Last week, The Walking Dead opened their season by outdoing themselves, in terms of both zombie-lurching set pieces and horrendous splatterage. So, as one might expect, this week sees consolidation, as they introduce new non-decomposing characters and turn the screws on our existing ones.
So do they keep the momentum going? Or is it a dead stop?
The Uneasy Farm
The first few minutes of the episode aren’t what I expected. We get a welcome flashbacks to pre-apocalyptic times, and they never bother showing us the minutes immediately after last week’s cliffhanger. It was a leap, but retrospectively, would anything have happened that we couldn’t intuit from what we got here?
And then the medical crisis, a few zombie encounters, soap opera and, a Walking Dead staple, the sense of creeping unease. Because surely one or more of the scenarios introduced here has to end in utter disaster?

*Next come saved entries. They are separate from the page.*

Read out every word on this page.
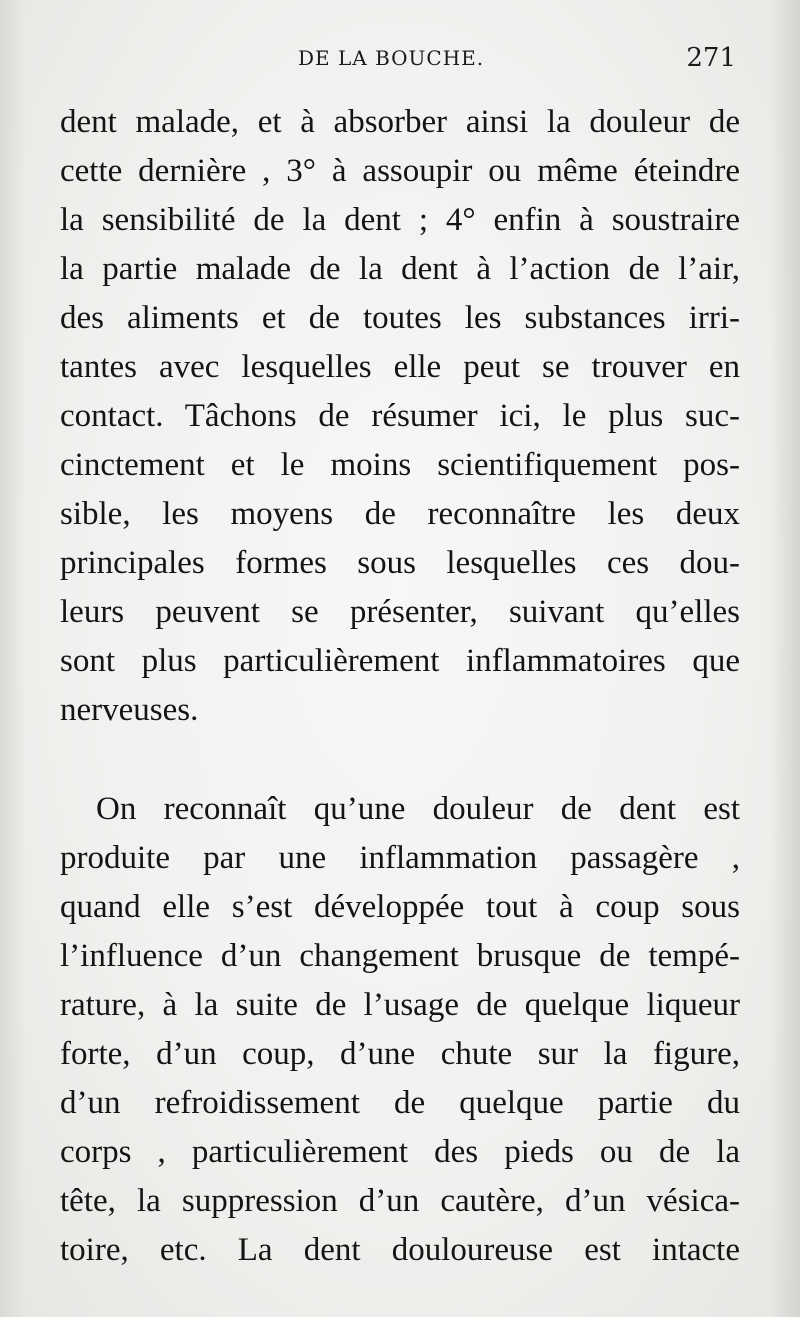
DE LA BOUCHE.	271
dent malade, et à absorber ainsi la douleur de
cette dernière , 3° à assoupir ou même éteindre
la sensibilité de la dent ; 4° enfin à soustraire
la partie malade de la dent à l’action de l’air,
des aliments et de toutes les substances irri-
tantes avec lesquelles elle peut se trouver en
contact. Tâchons de résumer ici, le plus suc-
cinctement et le moins scientifiquement pos-
sible, les moyens de reconnaître les deux
principales formes sous lesquelles ces dou-
leurs peuvent se présenter, suivant qu’elles
sont plus particulièrement inflammatoires que
nerveuses.
On reconnaît qu’une douleur de dent est
produite par une inflammation passagère ,
quand elle s’est développée tout à coup sous
l’influence d’un changement brusque de tempé-
rature, à la suite de l’usage de quelque liqueur
forte, d’un coup, d’une chute sur la figure,
d’un refroidissement de quelque partie du
corps , particulièrement des pieds ou de la
tête, la suppression d’un cautère, d’un vésica-
toire, etc. La dent douloureuse est intacte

For example, where’s the little girl? Will she come roaring back as a tiny zombie? And is T-Dog suffering from a “blood infection”, or was there a zom-tooth embedded in that car door? Most crucially of all, and surely a major plot point in the future, surely Hershel’s farm didn’t escape untouched by the undead because they were “lucky”? There must be more to it…
Against all this new material, the same old characters still rage against the dying of… well, everything. I’m pleased Shane’s getting some redemptive material again, as the show is a lot more interesting when the love triangle isn’t as simple as Good Guy vs Bastard.
On a similar theme, we see the less admirable and amazing side of Rick coming through again. Or at least, we’re reminded that it might not always be easy being married to a stoic cowboy action man. More of this ambiguity, please.
Oh, and more material for Glenn. That kid’s lust for life provided some fun moments in the first season, it’ll be a shame if he spends the second one stomping around and complaining.
Nonetheless, another good episode. Signposted promising directions for future stories, and without subjecting us to epic tracts of exposition. Excellent.